An interim step would be to expand drug testing at places like music festivals. These operations could be given grants or explicit legal protections. Or permanent walk-in labs could be set up, at which anybody could bring in drugs for testing, no questions asked.
Festival drug-testing shows a way to reduce harm [economist.com]
First ever pill-testing trial at Australian music festival [theguardian.com]
https://dancesafe.org/ [dancesafe.org]
Another packaging regulation: organic certification and enforcement of bans on certain pesticides/chemicals. For decades, the vast majority of cannabis has been illicitly grown. Can you trust some illegal grower (who you haven't met, you only see a dealer) to not use banned and potentially dangerous pesticides?
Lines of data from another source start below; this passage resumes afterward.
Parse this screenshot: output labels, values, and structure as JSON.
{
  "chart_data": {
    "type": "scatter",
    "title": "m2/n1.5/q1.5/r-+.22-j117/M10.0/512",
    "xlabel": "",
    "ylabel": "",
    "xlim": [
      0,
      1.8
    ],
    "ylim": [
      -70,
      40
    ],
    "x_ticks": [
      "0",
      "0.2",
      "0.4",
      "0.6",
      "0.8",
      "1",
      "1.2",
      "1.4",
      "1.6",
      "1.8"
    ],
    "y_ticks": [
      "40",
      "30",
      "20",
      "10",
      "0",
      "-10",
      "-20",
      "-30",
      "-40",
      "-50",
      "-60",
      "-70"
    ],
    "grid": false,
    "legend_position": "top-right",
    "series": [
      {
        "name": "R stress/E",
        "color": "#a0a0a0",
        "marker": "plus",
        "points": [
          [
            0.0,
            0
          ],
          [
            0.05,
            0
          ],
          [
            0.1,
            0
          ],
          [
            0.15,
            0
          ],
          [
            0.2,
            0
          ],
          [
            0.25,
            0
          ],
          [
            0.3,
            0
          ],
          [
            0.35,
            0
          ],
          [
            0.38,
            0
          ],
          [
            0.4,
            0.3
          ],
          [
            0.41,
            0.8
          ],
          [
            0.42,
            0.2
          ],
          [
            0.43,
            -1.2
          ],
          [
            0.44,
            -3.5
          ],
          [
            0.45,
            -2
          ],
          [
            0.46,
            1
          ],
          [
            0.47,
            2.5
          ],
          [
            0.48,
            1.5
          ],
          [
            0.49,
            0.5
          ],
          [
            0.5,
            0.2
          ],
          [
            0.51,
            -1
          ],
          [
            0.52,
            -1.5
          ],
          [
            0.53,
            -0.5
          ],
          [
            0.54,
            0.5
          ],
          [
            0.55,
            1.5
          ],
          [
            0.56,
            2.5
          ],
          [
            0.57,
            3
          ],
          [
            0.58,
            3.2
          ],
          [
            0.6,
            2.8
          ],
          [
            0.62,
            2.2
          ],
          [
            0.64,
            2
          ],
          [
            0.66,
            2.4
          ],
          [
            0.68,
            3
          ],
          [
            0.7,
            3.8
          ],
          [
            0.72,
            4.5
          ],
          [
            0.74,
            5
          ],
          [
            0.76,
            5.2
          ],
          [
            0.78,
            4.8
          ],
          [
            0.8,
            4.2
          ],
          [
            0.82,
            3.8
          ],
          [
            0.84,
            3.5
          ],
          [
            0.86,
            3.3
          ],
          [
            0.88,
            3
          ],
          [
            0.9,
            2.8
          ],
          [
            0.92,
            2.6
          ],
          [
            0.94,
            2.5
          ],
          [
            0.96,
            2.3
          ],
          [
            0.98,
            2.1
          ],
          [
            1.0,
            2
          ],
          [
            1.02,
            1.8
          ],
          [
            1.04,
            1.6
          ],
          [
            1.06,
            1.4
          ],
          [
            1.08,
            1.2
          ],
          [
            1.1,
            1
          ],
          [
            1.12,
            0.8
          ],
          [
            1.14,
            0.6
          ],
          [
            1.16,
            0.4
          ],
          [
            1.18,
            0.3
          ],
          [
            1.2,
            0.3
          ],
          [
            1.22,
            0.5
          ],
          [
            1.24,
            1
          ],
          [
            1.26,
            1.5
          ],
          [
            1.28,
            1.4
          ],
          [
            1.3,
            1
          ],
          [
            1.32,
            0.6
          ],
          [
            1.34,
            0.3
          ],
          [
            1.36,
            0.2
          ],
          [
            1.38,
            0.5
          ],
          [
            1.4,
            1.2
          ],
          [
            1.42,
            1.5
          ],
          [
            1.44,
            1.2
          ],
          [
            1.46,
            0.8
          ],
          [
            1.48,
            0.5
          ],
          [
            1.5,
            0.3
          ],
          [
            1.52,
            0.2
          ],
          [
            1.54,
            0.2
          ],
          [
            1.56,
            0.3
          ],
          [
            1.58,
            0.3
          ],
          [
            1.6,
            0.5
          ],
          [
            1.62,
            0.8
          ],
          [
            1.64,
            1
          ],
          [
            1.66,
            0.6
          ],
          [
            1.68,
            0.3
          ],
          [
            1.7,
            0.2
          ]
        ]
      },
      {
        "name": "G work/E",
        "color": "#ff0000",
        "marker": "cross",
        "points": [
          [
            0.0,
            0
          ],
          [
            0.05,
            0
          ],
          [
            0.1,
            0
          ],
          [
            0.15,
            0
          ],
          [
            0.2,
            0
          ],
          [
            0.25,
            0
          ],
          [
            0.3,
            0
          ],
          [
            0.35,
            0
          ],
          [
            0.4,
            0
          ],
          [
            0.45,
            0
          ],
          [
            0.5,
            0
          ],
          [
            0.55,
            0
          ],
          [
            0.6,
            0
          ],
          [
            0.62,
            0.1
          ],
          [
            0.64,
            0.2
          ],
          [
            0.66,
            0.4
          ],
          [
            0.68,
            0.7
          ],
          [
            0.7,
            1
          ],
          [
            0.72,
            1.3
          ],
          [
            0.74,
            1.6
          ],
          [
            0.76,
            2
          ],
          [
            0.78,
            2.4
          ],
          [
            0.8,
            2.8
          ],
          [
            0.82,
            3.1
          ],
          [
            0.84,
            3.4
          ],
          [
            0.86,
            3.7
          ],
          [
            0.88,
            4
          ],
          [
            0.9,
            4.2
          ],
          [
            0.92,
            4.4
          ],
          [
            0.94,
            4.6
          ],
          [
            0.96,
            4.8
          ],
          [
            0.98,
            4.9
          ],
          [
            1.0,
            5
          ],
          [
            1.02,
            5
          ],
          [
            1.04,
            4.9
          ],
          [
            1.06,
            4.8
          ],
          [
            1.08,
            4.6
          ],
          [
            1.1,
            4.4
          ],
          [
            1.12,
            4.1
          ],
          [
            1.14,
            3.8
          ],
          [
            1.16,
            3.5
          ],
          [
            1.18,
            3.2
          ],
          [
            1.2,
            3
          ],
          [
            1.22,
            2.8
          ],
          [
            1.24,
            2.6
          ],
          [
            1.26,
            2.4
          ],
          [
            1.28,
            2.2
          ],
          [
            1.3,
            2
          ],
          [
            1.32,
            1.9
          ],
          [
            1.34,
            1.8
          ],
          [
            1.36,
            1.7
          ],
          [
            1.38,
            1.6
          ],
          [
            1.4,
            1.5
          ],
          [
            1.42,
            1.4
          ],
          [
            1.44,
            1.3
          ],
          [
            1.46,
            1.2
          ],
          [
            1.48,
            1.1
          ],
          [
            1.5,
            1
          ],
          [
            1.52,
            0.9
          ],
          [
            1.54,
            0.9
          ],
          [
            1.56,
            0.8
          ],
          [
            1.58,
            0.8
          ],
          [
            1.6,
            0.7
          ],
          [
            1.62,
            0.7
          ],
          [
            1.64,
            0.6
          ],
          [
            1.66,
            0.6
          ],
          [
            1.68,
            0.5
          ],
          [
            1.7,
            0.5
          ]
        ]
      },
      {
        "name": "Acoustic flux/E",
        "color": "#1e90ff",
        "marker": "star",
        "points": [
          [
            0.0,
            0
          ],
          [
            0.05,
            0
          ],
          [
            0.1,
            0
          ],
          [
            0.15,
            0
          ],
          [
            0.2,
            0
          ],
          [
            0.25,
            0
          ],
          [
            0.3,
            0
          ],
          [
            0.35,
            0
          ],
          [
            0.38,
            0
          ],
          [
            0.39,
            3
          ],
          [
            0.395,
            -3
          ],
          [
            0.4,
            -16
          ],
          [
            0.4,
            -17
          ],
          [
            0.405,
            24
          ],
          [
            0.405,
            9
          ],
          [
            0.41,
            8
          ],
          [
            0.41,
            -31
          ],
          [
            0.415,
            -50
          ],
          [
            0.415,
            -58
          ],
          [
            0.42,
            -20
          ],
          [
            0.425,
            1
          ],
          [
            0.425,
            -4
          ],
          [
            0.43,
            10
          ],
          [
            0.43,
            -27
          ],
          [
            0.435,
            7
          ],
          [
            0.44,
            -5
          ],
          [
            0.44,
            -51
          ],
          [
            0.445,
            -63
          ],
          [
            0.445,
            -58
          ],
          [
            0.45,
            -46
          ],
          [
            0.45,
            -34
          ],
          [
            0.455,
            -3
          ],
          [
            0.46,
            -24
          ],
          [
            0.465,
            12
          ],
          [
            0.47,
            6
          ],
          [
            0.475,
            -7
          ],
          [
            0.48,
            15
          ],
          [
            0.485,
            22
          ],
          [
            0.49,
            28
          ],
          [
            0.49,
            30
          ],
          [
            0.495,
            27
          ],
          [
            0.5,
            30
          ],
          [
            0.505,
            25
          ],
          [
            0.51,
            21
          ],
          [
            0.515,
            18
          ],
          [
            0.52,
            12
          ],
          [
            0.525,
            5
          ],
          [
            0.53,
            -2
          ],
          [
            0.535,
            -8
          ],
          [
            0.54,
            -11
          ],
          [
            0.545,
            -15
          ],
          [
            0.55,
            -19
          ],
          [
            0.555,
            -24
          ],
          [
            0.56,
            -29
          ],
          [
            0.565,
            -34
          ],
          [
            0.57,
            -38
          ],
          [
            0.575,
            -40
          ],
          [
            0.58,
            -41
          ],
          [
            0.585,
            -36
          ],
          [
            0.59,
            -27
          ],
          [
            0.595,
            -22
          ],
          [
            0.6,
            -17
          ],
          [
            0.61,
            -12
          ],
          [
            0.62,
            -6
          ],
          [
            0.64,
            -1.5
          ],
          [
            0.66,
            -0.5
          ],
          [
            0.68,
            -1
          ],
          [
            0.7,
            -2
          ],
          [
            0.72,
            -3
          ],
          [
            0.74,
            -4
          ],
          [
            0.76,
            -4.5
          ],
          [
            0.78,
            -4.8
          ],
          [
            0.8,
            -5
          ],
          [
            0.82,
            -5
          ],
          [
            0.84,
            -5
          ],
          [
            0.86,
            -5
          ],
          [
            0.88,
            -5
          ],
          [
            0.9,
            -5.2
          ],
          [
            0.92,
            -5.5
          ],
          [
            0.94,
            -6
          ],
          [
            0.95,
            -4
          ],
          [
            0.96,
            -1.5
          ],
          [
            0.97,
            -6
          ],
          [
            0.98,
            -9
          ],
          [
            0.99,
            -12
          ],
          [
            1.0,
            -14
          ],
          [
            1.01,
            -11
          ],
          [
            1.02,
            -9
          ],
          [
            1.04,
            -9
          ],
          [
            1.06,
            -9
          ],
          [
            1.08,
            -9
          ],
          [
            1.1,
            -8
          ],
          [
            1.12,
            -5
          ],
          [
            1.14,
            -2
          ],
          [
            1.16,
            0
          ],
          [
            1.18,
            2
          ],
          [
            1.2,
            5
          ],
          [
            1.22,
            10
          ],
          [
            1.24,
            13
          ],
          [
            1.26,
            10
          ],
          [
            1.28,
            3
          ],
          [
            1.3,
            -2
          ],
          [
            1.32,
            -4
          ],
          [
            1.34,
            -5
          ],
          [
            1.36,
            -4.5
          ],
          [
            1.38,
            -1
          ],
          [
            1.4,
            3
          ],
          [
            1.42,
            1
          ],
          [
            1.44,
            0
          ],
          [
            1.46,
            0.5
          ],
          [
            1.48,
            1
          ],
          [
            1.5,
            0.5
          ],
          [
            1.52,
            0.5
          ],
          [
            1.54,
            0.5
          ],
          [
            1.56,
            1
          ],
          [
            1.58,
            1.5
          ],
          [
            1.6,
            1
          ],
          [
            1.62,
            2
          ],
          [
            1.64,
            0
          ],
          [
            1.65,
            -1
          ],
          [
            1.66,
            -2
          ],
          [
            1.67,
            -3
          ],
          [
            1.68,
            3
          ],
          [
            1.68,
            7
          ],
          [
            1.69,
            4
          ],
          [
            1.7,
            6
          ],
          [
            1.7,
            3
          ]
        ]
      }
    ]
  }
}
Today, a lot of cannabis in the U.S. is now quasi-legally grown (and it can be illegally shipped from a "legal cannabis" state to other states, retaining labeling info). It's more clear what strain of cannabis you're getting, where it's coming from, etc. And some companies are touting their "organic cannabis" and best practices:
https://www.coloradopotguide.com/colorado-marijuana-blog/article/what-organic-cannabis-means-for-the-marijuana-industry/ [coloradopotguide.com]
Decades ago, who knows what kind of crap was on the weed that people were smoking? Today and further into the future, you'll be able to obtain "clean" cannabis.